PAKISTAN: Commissions lock horns over fake degrees

The Higher Education Commission (HEC) and the Election Commission of Pakistan have locked horns over the verification of fake university degrees held by members of the federal and provincial assemblies, as the scandal spread to qualifications obtained at high school.

The election commission last week asked the HEC, which is responsible for verifying the authenticity of certificates, not to overstep its remit and stick to checking only bachelor degrees.

But the HEC believes many members of parliament possess apparently original bachelor degree certificates some of which may have been obtained on the basis of fake school-leaving qualifications, which would make the degrees invalid.

In an obvious tussle for power, the HEC wrote a letter to the election commission asking it to provide copies of the intermediate and metric certificates of 428 lawmakers.

Election commission officials denied receiving the letter. It later issued a press release saying it had told lawmakers to provide the certificates, and suggesting it had issued the request for certificates directly rather than through the HEC.

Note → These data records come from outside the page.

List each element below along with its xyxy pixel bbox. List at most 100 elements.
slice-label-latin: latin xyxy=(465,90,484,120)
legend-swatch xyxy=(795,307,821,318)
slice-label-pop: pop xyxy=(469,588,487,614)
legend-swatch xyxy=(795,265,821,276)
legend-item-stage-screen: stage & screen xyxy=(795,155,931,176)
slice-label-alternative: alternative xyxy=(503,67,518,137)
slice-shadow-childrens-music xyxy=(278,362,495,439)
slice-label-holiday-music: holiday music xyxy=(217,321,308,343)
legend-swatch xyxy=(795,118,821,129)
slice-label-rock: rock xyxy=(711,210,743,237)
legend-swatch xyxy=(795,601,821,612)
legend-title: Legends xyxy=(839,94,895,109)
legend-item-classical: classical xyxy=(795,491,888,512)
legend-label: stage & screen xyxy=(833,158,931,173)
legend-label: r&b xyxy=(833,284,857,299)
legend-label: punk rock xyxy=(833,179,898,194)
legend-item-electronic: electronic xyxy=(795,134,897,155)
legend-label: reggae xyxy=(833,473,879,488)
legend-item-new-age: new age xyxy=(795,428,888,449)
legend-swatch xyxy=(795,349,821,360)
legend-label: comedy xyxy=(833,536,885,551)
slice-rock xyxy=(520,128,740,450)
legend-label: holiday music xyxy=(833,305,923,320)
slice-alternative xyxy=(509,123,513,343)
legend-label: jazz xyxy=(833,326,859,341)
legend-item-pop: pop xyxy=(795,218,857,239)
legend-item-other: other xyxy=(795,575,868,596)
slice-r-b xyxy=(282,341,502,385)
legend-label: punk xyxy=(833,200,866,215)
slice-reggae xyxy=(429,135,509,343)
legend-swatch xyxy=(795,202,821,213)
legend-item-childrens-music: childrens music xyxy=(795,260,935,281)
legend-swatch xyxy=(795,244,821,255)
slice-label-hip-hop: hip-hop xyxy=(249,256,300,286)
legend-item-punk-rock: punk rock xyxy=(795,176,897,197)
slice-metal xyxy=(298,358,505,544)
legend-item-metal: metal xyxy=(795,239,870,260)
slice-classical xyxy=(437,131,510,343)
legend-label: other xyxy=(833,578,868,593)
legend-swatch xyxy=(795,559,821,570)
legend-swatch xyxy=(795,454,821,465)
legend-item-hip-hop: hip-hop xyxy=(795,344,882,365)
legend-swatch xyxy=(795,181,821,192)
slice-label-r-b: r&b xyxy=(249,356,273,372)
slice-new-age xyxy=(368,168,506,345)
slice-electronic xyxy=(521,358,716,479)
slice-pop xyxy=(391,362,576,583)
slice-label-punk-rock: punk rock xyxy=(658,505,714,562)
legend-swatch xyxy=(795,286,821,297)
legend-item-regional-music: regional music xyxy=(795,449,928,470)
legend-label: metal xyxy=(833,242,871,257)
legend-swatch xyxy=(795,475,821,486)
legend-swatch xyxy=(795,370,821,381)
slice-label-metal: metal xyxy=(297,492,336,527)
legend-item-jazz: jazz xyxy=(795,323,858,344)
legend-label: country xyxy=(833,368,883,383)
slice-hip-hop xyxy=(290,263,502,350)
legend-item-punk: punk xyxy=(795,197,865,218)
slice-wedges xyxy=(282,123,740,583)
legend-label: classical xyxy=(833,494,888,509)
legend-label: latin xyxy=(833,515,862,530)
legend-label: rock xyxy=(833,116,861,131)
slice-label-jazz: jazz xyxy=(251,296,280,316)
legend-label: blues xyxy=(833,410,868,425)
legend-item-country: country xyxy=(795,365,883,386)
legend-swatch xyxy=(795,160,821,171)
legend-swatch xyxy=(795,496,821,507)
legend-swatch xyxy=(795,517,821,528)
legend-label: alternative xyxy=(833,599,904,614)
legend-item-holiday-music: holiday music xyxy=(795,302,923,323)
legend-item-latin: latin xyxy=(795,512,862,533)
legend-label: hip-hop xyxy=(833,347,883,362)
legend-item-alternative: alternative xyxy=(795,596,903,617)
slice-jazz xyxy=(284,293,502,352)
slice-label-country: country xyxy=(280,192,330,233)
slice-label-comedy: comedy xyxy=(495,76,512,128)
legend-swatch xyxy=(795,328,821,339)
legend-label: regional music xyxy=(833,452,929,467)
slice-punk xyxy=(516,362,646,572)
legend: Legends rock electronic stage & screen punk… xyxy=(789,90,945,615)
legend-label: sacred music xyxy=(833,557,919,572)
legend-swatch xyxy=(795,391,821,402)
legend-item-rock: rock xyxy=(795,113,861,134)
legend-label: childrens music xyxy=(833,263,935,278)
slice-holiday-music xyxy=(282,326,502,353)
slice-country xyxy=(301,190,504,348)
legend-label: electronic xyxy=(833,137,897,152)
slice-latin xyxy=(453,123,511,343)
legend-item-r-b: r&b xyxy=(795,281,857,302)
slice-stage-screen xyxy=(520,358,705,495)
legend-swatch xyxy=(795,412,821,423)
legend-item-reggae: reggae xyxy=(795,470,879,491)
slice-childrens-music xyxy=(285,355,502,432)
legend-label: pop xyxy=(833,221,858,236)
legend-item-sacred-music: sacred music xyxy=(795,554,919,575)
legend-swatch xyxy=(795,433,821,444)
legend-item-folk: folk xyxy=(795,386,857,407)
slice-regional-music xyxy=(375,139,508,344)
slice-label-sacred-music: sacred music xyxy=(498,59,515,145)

According to the latest update on the degree investigation process, which began in August, the HEC has received 1,084 degrees of provincial and federal legislators for verification. It has returned 603 degrees to the election commission after checking, declaring 545 to be genuine and 58 to be fake or invalid.

It is believed that the number of phony degrees could go up if verification of certificates below the bachelors level is taken up by the HEC.

"Many parliamentarians did not submit even copies of their educational certificates to the election commission at the time when they filed their nominations, and the election commission never bothered to check whether one of the prerequisites to contest election was fulfilled or not," Abid Sher Ali, Chairman of the National Assembly Standing Committee on Education, told University World News.

Sher has written to the election commission demanding that it suspend the membership of parliamentarians who have not submitted their degrees to it. But no action has yet been reported.

However, the membership of 148 MPs was suspended for not providing declarations of their assets to the election commission - a legal requirement in Pakistan for members of parliament and other public office holders.

Interestingly, the parliamentary membership of Education Minister Sardar Asif Ahmed Ali was suspended for a few days, until he filed a declaration of his assets.

Sardar, who belongs to the ruling People's Party, said on the Pakistan television channel GEO News: "I am accountable to the parliament not to HEC. It is the education ministry, not the HEC, which is legally authorised to review the degrees of parliamentarians and we shall review the HEC decisions regarding fake degrees."

Separately, the row between HEC and the education ministry has led to a reduction in the HEC's powers, after its funds were cut and the government decided to strip the status of federal secretary (government minister level) from the HEC executive director.

This decision barred the HEC from sending budget-related or other proposals on higher education directly to the prime minister or the federal cabinet, or arguing the case for university funding at that level.

The HEC now had to go via the Ministry of Education headed by Sardar Asif Ahmed Ali.